Two new security issues are on the radar: Meltdown and Spectre. We mentioned in a previous post how Apple, Google, Microsoft, and others have released software updates to help prevent attacks, but if you think that means you now have nothing to worry about, think again.
If you have a computer, you are almost certainly affected—and hackers are coming.
The threats on the horizon
Meltdown and Spectre are bugs in a computer’s processor that experts have now identified as areas with the potential to exploit. However, these have been present in our processors for almost 20 years. There is currently no evidence that hackers have been exploiting the flaws, but now that we know about them, they can and will.
The good news is that, with this knowledge, we can better protect ourselves. First things first: Keep all of your operating systems, browsers, and apps updated with the latest software. These patches will help prevent hackers from trying to steal your passwords and other sensitive information.
However, merely doing this doesn’t mean that you’re now immune from attacks. As a reminder, these flaws are hardware based, not software, so the security updates don’t eliminate the issue, rather they help combat any attacks that may derive from them.
What can we expect from hackers?
For the people who haven’t yet updated the software on their computers, browsers, and mobile devices (and there will be many), hackers will exploit these holes to steal things like your passwords and personal information. Even with those holes plugged thanks to recent updates, they will still try to capitalize on the Meltdown/Spectre buzz by utilizing various phishing attacks.
Scammers will pose as companies like Microsoft, for example, and use scare tactics to offer fake patches for Spectre/Meltdown vulnerabilities. This might come in the form of an email or message that looks legitimate. In it, you’ll find a link where you could unknowingly give personal information to a hacker.
Here are some basic tips to think about:
- Use caution with links – Don’t click on any link from an email, even if it looks legitimate, without doing a full investigation as to whether it is indeed real—and remember, cybercriminals have gotten really good at faking this kind of stuff. Pay attention to the email sender and see if there’s any variation from the actual company’s email address, and be on the lookout for spelling and grammar mistakes.
- Have good security software – Make sure that you have good antivirus software on all of your devices, and always keep them up to date.
- Use two-factor authentication – This means that when you log into an account, you have two ways to prove that you are who you say you are. This might be a code that is sent to your mobile device as well as a password.
- Create unique passwords – Speaking of passwords, make sure all of yours are unique. In other words, don’t use the same password for all of your accounts. It may be convenient, but it’s also convenient for the person trying to hack you.

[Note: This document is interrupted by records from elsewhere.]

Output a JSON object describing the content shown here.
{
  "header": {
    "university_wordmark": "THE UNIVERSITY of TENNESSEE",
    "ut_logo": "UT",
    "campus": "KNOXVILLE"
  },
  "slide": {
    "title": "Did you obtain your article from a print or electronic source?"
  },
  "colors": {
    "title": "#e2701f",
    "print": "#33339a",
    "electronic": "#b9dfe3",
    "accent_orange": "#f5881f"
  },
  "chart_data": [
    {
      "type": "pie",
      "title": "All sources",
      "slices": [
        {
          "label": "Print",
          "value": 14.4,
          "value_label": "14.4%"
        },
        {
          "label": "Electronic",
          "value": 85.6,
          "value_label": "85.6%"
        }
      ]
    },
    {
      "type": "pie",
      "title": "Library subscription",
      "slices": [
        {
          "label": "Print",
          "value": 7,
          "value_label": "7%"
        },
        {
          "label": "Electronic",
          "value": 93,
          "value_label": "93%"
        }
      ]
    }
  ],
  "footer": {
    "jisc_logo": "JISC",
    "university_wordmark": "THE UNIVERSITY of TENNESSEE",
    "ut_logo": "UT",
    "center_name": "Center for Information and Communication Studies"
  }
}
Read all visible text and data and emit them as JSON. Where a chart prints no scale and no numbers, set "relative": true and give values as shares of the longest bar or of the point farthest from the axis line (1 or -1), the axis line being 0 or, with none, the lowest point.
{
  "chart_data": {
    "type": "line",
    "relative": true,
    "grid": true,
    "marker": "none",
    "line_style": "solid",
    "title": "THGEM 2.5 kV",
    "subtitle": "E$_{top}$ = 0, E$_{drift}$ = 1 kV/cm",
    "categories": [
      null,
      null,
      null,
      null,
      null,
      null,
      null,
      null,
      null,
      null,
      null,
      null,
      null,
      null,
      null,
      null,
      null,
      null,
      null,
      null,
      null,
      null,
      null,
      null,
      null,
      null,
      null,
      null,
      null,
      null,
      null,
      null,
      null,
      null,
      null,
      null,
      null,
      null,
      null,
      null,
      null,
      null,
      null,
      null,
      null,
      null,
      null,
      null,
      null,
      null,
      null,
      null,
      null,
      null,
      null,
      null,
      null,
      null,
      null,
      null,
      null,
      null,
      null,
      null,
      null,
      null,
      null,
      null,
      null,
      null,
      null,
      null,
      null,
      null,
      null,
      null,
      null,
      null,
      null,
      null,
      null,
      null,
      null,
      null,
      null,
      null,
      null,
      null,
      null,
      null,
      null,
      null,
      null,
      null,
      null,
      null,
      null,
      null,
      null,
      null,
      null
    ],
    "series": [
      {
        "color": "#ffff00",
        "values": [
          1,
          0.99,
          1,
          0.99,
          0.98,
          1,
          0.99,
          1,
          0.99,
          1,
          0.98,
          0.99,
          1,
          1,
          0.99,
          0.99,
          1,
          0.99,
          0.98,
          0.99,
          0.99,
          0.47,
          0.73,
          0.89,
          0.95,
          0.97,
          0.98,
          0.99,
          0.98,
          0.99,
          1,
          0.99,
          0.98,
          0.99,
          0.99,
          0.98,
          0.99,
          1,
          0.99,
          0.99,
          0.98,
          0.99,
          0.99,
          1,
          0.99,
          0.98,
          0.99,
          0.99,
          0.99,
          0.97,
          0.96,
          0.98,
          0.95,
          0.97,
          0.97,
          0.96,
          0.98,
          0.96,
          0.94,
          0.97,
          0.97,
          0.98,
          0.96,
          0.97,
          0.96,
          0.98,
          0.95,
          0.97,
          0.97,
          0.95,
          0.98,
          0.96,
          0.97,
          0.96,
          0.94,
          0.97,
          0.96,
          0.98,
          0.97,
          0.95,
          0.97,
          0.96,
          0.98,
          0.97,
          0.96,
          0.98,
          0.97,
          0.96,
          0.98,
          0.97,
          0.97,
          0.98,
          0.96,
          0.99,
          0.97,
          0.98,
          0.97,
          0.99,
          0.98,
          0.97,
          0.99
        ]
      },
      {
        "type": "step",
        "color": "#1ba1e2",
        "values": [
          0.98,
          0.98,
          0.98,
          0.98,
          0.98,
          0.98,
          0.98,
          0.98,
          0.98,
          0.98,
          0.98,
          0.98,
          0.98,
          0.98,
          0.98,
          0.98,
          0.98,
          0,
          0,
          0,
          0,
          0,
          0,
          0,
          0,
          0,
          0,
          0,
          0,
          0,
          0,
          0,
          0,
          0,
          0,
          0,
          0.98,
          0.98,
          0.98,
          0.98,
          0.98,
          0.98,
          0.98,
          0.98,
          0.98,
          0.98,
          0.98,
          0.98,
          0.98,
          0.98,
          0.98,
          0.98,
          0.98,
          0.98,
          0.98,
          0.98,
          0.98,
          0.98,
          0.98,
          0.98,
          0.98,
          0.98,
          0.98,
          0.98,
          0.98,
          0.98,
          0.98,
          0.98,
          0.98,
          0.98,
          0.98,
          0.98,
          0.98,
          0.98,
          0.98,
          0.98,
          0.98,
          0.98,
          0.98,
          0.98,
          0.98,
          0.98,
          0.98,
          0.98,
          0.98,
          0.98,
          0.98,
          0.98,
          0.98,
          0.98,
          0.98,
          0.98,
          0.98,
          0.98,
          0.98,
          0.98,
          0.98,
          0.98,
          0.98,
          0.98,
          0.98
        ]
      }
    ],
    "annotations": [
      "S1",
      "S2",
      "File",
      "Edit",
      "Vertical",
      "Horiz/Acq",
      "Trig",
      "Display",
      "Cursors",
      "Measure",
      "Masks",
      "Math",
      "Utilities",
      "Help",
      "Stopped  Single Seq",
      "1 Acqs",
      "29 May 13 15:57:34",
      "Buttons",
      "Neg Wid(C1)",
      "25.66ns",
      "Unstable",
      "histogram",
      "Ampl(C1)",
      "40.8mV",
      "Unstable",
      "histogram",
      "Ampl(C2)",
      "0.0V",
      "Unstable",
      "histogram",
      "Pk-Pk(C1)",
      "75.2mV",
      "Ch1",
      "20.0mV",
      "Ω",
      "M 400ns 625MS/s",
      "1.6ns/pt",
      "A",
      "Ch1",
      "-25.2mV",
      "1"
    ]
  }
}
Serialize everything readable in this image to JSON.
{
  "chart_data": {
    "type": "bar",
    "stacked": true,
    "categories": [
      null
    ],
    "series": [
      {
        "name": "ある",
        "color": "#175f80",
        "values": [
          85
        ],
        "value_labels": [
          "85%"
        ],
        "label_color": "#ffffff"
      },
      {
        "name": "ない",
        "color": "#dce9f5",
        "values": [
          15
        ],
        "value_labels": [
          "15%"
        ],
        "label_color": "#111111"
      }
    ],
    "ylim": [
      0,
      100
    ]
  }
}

- Backup everything in the cloud – Always backup your devices. If the worst ever occurs, you don’t want to lose any of the information held on your tablet, phone, or computer.
- Use a VPN – A virtual private network software like Hotspot Shield keeps your online activities secure and private from prying eyes. Unprotected WiFi networks like you might find in cafes or airports, for example, are notoriously unsafe. A VPN will ensure your data is encrypted and secure from hackers.
As for your devices, there are reports that the recent software updates have adversely affected CPU performance, especially among older Intel chips. In most cases, you won’t notice any significant difference, but with a reported degradation of anywhere between one and 20%, it’s something to be aware of.
Regardless of whether you’ve updated your devices, the Meltdown and Spectre flaws are still present. All you can do is use these tips to better protect yourself. Just because the news surrounding Meltdown and Spectre has now subsided, this is not the time to let your guard down.